Nach der neuen Rechtslage hat die Versammlungsbehörde einen Schutzbereich von 50 bis 150m rund um eine Versammlung festzusetzen. Innerhalb dieses Bereiches, dürfen zur gleichen Zeit keine anderen Versammlungen stattfinden. Nach den Erläuterungen soll es sich dabei um Demonstrationen mit „entgegengesetzten Interessen“ handeln, aus dem Gesetzestext selbst geht dies aber nicht hervor. Zwar wurden schon bisher Gegendemos wegen der räumlichen Nähe untersagt, die Fixierung einer „Schutzzone“ erschwert jedoch auch jene Versammlungen, die bisher mit geringerem Abstand zueinander stattgefunden haben sowie das Anmelden von Gegendemos und Blockadepunkten durch Aktivist*innen.

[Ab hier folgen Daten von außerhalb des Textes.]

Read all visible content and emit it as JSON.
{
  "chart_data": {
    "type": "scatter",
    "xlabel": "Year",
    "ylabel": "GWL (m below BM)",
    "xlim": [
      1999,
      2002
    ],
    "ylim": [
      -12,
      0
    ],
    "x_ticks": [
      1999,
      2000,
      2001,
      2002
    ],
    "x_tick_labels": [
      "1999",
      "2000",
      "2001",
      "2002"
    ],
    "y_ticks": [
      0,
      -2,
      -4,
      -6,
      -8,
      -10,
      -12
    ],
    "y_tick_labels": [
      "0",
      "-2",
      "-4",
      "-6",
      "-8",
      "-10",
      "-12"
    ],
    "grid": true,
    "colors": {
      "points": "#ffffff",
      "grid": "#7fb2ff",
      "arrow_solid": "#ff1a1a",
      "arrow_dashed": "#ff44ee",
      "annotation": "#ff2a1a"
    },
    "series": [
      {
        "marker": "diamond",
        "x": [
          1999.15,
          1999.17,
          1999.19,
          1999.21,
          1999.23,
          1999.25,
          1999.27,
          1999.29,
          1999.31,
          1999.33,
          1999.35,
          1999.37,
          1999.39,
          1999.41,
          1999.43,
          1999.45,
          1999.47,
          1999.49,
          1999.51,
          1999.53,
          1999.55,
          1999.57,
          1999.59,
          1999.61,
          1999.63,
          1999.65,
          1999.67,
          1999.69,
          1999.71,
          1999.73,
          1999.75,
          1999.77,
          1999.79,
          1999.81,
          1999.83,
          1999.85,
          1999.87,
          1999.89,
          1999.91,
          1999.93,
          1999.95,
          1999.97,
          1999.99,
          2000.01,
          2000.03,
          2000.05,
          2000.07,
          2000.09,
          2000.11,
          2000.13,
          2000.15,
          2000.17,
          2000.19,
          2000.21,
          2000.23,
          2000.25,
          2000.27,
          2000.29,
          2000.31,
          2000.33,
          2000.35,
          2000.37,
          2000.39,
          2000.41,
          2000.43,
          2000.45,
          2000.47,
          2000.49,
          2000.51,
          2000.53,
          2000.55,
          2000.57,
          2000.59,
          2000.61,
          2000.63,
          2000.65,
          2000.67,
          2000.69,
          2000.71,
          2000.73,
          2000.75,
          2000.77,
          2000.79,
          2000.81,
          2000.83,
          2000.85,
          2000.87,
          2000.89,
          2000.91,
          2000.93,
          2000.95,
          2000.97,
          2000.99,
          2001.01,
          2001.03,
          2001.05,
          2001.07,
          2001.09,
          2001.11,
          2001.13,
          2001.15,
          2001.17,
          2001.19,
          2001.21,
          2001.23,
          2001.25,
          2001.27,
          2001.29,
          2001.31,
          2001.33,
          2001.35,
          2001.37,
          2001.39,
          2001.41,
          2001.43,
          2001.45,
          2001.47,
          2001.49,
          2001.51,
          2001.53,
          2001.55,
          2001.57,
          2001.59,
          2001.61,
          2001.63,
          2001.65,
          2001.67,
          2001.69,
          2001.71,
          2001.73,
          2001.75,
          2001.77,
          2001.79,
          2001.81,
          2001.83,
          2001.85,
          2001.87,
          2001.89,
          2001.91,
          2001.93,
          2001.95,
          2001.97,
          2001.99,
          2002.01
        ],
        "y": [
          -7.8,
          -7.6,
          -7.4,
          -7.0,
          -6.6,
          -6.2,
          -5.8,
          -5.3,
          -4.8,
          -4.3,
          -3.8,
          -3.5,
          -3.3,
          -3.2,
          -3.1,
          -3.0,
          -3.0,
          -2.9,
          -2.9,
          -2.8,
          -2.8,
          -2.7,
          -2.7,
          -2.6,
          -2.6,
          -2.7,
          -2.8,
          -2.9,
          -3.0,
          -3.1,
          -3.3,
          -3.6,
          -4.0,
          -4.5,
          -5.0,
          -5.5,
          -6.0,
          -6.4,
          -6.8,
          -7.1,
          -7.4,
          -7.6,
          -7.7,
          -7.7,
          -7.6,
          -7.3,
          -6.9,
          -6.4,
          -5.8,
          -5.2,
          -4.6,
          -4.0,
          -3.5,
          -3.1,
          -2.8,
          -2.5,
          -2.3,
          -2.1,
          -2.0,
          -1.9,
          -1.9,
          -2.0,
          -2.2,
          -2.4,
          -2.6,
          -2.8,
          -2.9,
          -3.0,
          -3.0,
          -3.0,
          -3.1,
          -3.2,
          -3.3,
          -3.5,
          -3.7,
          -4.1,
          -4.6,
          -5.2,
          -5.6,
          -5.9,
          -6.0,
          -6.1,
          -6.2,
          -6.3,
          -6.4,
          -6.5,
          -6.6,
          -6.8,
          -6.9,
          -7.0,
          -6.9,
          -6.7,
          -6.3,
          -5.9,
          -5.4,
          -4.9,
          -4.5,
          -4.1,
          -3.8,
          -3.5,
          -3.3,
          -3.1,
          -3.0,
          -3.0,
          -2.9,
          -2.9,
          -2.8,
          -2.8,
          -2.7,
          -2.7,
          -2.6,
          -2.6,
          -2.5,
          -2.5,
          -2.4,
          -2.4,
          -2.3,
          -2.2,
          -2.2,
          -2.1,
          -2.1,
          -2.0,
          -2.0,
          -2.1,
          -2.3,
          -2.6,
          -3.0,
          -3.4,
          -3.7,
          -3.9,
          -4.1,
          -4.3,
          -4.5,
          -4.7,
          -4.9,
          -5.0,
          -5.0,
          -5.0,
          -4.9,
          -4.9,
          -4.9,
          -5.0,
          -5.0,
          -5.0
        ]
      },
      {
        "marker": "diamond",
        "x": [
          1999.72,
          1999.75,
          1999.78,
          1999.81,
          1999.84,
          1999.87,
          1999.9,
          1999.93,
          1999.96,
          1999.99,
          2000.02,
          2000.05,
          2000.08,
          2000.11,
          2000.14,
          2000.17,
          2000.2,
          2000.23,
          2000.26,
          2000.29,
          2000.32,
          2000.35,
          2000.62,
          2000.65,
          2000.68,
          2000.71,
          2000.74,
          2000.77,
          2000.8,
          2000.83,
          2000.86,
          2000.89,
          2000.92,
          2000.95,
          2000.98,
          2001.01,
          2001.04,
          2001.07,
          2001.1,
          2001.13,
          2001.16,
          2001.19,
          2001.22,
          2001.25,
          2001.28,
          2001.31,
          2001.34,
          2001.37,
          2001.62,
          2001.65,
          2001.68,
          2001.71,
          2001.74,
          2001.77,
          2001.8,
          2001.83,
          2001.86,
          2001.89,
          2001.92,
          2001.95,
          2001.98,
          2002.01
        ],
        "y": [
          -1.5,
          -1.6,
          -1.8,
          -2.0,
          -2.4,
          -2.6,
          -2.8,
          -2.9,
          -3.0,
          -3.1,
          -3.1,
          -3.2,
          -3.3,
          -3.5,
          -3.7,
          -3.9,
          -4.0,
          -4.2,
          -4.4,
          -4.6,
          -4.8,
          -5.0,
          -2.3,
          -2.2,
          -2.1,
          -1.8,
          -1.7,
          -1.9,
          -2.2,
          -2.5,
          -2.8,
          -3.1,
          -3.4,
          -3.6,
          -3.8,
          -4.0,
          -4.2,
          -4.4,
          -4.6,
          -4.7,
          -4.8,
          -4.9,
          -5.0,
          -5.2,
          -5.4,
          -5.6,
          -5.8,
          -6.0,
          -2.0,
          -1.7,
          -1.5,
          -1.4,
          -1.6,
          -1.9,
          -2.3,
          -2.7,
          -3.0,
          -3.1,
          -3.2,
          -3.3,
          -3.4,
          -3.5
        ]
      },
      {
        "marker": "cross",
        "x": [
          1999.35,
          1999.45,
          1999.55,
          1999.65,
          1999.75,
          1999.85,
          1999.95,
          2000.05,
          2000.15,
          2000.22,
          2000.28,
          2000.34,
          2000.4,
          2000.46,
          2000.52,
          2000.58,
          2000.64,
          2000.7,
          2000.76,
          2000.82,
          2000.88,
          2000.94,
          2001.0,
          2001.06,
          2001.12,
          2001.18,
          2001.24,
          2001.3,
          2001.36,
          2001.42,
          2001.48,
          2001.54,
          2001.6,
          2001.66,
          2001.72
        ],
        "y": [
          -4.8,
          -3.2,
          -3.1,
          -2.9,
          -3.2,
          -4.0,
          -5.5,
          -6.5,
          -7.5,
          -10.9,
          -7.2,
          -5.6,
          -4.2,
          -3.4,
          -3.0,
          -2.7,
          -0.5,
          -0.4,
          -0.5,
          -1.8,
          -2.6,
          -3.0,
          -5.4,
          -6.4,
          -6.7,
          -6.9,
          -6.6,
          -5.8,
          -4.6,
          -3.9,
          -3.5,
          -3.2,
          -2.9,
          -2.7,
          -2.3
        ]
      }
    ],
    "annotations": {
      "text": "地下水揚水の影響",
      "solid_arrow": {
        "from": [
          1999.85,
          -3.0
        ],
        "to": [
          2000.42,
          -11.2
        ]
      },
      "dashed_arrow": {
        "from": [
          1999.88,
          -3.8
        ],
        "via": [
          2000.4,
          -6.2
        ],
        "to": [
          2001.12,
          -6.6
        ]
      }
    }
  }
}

Auch die nunmehr beschlossenen Reformvorschläge sind sehr bedenklich. Dass nicht alle zuvor geäußerten autoritären Phantasien sofort in die Tat umgesetzt wurden, bedeutet weder, dass die aktuelle Novelle akzeptabel ist, noch, dass die übrigen Pläne gänzlich vom Tisch sind. Die Reform des Versammlungsgesetzes reiht sich vielmehr in eine Reihe autoritärer und repressiver Bestrebungen (bspw im Fremdenrecht, bei sozialer Absicherung, Strafrecht, Sicherheitspolizeirecht und im Bereich des Staatsschutzes) ein, die von der Regierung in den letzten Monaten im Eiltempo durchgeboxt wurden. Bemerkenswert ist auch, dass der Novelle keine realen Entwicklungen vorangegangen sind, die die Novelle zumindest als logischen Schritt der Regierung erscheinen hätte lassen. Ausdruck davon ist beispielsweise auch die große Aufmerksamkeit, die der „Udo-Jürgens-Parade“ aus dem Jahr 2014 im öffentlichen Diskurs zu Teil wurde, in dem sie immer und immer wieder als Beispiel einer nicht schützenswerten Spaßveranstaltung herangezogen wurde. Trotz der nicht allzu großen Änderungen der Rechtslage bleibt die Reform Teil einer beunruhigenden Entwicklung der österreichischen Innenpolitik. Zu befürchten ist, dass es zunehmend schwieriger wird, emanzipatorische oder auch nur regierungskritische Proteste zu organisieren, und das insbesondere für sogenannte „Drittstaatsangehörige“.